A lower dollar could negatively impact Canadian importers, but on balance, Murray said it could prove positive for the economy at current levels.
Murray said the Bank of Canada, which controls the country's rate of inflation, and supplies Canada's banking notes, can aid the economy by keeping inflation at or near a two-per-cent target.
“Essentially it's this balance between allowing a little inflation, so you have some room to manoeuvre, but keeping it low enough that it provides this more certain economic environment,” Murray told Northern Life.
Canada's inflation rate is currently slightly lower than two per cent, which Murray said does not give much wiggle room in poor economic times, when lowering the inflation rate can prove beneficial.
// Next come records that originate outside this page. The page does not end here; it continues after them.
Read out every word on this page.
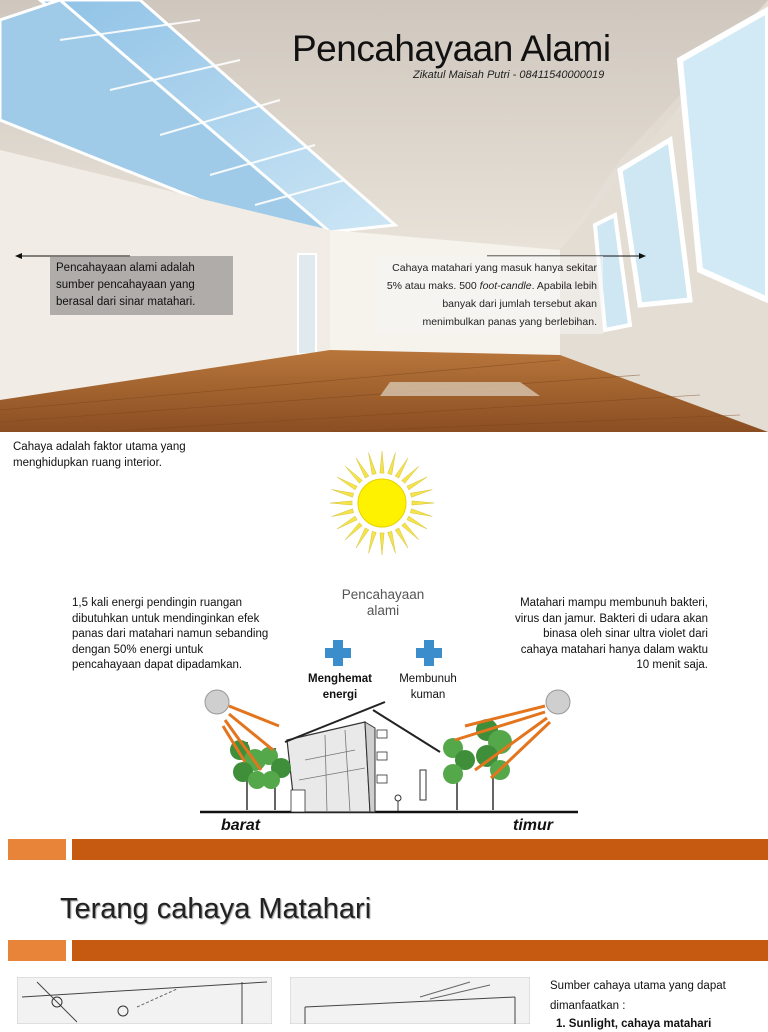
Pencahayaan Alami
Zikatul Maisah Putri - 08411540000019
Pencahayaan alami adalah sumber pencahayaan yang berasal dari sinar matahari.
Cahaya matahari yang masuk hanya sekitar 5% atau maks. 500 foot-candle. Apabila lebih banyak dari jumlah tersebut akan menimbulkan panas yang berlebihan.
Cahaya adalah faktor utama yang menghidupkan ruang interior.
1,5 kali energi pendingin ruangan dibutuhkan untuk mendinginkan efek panas dari matahari namun sebanding dengan 50% energi untuk pencahayaan dapat dipadamkan.
Matahari mampu membunuh bakteri, virus dan jamur. Bakteri di udara akan binasa oleh sinar ultra violet dari cahaya matahari hanya dalam waktu 10 menit saja.
Pencahayaan alami
Menghemat energi
Membunuh kuman
barat	timur
Terang cahaya Matahari
Sumber cahaya utama yang dapat dimanfaatkan :
1. Sunlight, cahaya matahari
Despite a mostly positive economic outlook for the next two years, Murray said there are some areas of concern. Housing starts in Ontario were down 21 per cent in 2013.
The Bank of Canada's financial department lists the sharp decrease in Ontario housing starts as its most important domestic risk.
Murray said one reason for the sharp decline has been a stock surplus of condominiums that have been purchased as investments.
Ontario's housing starts grew at a level beyond what the population warranted, and the decline should return the market to a more manageable level, Murray said.
In 2013 Ontario's GDP grew by 1.3 per cent, while the national rate of growth was 1.8 per cent. That growth for the province is expected to increase to 2.3 per cent in 2014.